Angelica, ti ho rivista, dopo otto anni ti ho rivista. Il tempo ha avuto reverenza del tuo splendore, che se hai coltivato è stato con mano saggia e leggera. Bella, persino più bella di quando ti ho incontrato, ed eri pallida, stretta da un’ansia senza radice, sigarette e unghie morse, cipollina in cima alla nuca, gambe di gazzella. Nel corridoio della Cattolica, attendendo l’orale di ammissione alla Scuola di giornalismo, a me smarrita provinciale eri parsa una creatura scesa da un pianeta superiore, centrifugato di armonia, la voce pastosa di fumatrice come un canto di sirena. Un nome che non poteva essere altro, celestiale e tentatore.
Ti ho rivista su uno dei rotocalchi con cui tento di lobotomizzarmi, in notti aguzze come spade. Una festa per l’Expo. Damazze onuste di ori, donne manichino nei colori di grido, l’ultima faccia di Simona Ventura, starlette scosciate. Ma la migliore, quella che si staglia, come sempre eri tu.
Con i tuoi magnifici capelli, ora miele scuro, immensi occhi di crisoprasio, la bocca perfetta nel tuo eterno rosso Guerlain, giacca sartoriale nera, lunghi orecchini e un sorriso di ragazza. Mi è sembrato di afferrare la fragranza di Obsession o forse è già stagione di portare l’acqua di mandorlo, come facevamo nell’isola di lava che mi hai fatto conoscere e amare. E che ho perduto, come te.
Anche il libro con le poesie di Prévert e il tuo «Per sempre» e la vecchia cartolina con la vostra casa candida se li è portati un vento ben più feroce di quello della tua isola.

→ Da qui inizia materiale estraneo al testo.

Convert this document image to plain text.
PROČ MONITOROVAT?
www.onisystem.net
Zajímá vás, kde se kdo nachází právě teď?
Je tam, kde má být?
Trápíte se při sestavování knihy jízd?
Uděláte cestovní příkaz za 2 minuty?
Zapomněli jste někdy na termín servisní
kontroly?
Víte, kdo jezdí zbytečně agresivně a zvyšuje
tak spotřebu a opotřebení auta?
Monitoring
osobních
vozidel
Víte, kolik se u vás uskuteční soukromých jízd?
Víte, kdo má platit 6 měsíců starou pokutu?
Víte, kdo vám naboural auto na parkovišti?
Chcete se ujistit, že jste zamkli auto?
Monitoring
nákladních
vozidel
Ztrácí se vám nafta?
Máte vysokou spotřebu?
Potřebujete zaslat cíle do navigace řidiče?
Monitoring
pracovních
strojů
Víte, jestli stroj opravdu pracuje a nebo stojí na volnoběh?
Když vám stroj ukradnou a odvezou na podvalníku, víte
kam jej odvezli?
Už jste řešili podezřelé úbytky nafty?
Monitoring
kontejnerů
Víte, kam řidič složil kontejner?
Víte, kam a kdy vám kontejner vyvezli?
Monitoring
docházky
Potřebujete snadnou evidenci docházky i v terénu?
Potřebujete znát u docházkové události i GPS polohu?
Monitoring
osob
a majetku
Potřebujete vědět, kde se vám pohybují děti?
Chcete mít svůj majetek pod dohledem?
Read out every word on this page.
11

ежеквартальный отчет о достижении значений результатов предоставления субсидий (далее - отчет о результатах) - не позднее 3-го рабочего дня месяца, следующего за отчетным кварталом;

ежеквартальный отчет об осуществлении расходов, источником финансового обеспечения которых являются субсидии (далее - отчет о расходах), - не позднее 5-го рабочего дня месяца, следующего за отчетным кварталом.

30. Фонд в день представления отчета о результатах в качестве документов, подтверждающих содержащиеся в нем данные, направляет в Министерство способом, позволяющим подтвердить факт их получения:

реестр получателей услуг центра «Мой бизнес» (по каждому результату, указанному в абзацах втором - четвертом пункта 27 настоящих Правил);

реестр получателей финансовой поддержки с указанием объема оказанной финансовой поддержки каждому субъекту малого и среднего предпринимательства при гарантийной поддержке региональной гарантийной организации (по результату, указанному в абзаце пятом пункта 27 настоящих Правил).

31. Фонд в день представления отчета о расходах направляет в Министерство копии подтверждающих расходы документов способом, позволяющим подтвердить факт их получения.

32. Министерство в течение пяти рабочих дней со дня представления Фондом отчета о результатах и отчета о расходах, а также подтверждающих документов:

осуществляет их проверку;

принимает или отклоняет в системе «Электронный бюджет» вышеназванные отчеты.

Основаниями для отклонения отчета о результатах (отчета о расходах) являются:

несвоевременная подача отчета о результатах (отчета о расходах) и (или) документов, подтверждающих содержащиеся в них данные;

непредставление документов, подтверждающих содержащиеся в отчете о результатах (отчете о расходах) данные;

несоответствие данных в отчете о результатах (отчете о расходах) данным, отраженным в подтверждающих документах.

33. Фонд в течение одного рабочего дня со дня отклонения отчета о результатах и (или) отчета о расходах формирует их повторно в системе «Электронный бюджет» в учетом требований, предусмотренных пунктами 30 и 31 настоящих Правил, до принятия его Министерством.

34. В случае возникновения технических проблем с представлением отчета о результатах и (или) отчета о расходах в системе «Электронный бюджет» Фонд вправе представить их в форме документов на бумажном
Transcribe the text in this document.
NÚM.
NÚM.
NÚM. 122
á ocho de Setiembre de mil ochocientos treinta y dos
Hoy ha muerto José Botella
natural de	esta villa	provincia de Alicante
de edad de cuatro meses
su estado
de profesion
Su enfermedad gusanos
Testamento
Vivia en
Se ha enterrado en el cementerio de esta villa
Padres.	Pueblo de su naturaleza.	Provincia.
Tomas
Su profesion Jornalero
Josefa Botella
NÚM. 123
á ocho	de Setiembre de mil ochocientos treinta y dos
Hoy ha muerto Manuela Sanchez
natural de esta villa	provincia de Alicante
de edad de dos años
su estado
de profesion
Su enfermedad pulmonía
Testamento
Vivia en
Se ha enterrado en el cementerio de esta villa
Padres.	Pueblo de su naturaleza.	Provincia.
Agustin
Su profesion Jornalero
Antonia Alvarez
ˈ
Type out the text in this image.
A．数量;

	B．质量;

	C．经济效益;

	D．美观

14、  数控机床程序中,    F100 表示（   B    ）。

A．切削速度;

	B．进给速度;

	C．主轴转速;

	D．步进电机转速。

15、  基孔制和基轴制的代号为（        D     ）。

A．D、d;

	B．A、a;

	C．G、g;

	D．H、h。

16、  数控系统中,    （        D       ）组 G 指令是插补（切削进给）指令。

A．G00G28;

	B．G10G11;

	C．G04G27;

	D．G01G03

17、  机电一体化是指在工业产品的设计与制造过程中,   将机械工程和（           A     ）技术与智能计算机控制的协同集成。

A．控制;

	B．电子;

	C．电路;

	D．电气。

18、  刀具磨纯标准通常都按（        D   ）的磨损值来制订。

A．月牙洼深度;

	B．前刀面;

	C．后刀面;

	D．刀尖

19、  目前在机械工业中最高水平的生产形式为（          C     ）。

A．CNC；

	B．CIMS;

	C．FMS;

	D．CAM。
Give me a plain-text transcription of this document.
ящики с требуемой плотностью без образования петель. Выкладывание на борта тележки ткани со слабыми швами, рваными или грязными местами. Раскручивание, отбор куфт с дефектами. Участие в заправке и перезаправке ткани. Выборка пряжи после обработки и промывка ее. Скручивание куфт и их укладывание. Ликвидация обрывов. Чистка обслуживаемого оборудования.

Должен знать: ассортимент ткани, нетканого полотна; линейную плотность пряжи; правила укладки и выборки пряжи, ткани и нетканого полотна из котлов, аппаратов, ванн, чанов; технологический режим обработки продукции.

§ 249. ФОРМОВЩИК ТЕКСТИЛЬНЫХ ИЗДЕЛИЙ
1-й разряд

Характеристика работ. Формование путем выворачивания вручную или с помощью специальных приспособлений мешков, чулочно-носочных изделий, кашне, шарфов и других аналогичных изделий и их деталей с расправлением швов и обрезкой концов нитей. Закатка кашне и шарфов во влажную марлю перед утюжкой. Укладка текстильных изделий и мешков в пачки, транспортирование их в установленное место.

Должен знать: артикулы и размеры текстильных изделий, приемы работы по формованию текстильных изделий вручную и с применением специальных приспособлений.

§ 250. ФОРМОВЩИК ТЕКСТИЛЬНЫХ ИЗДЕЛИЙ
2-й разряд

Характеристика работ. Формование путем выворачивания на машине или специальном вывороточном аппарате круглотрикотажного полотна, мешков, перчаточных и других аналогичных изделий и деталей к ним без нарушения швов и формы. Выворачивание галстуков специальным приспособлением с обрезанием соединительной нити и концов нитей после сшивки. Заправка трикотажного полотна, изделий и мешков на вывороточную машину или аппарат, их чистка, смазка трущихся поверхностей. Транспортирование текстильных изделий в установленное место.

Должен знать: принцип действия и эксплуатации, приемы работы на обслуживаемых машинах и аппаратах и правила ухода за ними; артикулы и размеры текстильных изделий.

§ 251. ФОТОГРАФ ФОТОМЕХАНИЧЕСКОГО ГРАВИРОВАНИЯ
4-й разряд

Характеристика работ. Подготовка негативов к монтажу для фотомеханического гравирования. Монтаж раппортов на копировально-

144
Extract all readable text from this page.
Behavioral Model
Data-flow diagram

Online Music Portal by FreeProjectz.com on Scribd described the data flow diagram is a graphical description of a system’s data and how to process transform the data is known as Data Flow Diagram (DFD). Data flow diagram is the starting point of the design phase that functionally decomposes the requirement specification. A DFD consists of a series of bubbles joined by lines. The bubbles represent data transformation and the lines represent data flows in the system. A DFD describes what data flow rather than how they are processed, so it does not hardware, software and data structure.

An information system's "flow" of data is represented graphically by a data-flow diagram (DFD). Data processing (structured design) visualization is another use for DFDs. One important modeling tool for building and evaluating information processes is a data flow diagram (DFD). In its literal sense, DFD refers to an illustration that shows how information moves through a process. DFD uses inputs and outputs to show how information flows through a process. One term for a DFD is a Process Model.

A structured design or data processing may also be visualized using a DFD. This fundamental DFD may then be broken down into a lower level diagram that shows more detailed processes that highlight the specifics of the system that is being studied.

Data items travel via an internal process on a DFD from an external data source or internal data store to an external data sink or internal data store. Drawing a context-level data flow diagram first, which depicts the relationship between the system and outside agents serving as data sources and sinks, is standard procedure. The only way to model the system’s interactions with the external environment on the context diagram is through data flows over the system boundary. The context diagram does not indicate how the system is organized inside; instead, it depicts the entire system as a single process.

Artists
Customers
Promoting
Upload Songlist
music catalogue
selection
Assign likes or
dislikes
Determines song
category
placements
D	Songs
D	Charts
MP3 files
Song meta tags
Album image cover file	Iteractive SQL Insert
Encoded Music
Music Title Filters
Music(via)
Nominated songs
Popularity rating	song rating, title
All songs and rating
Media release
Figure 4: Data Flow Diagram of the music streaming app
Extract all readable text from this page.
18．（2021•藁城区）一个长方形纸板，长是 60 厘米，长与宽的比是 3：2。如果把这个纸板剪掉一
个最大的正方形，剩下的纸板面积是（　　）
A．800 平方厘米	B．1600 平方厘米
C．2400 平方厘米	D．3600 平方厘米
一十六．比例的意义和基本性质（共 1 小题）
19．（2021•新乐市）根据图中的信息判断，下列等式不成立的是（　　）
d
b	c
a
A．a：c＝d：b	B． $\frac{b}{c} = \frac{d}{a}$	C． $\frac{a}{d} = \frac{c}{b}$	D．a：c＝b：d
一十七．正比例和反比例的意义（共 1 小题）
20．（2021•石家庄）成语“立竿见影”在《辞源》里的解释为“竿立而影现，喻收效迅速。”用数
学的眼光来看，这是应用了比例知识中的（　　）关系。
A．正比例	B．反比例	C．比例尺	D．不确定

Irrompevi dilagando, riempivi ambienti, scombinavi esistenze, avvincevi e vincevi, innamoravi e incendiavi odi, facevi scialo di te ma ogni volta le generose fate alla tua culla ti hanno concesso di riprendere la corsa, ancora più lontano, ancora più in alto.
Di tante amputazioni che la sorte mi ha inflitto, la tua assenza resta fra le più sanguinose, c’è voluto uno stupido giornale a ricordarmelo.
Ho dovuto rinunciare alla tua luce, alla tua testa persino più seducente delle tue fattezze e dell’assoluta eleganza, ai tuoi singhiozzi e agli scoppi di risa, ai tuoi figli ─ nipoti per me, né madre né zia ─, alle porzioni di vita e mondo scoperte e ricreate insieme, alla tua geniale ed eccentrica famiglia che mi aveva accolto come “la terza sorella”.
È stato gravoso esserti amica, sfidando chi mi ammoniva contro la tua inaffidabilità. Un mestiere, scomoda e incantata Angelica, pronta a sostenere e avvolgere, capace però di indecifrabili crudeltà che la tua magia riusciva sempre a rappezzare. Ma molto più un dono, dissolto dopo tredici anni, non so neppure da che cosa: un elfo beffardo, la perfidia dei maligni o ─ è più probabile ─ lo scadere del tempo assegnato.
Ho pianto e pianto di rabbiosa impotenza, ma senza riuscire a detestarti, nemmeno quando non ti sei fatta sentire, sapendo che moriva mio padre. Dapprima ti aveva avversata come una sorta di Lucignolo, per finire rapito, al pari di tutti.
Eppure, oggi, ho gioito ammirando il tuo fascino brillare, leggendoti in volto una nuova serenità. Lacerata tra l’orgoglio per la strada percorsa al tuo fianco e il tormento di un “mai più” senza ritorno.
Angelica dell’anima mia.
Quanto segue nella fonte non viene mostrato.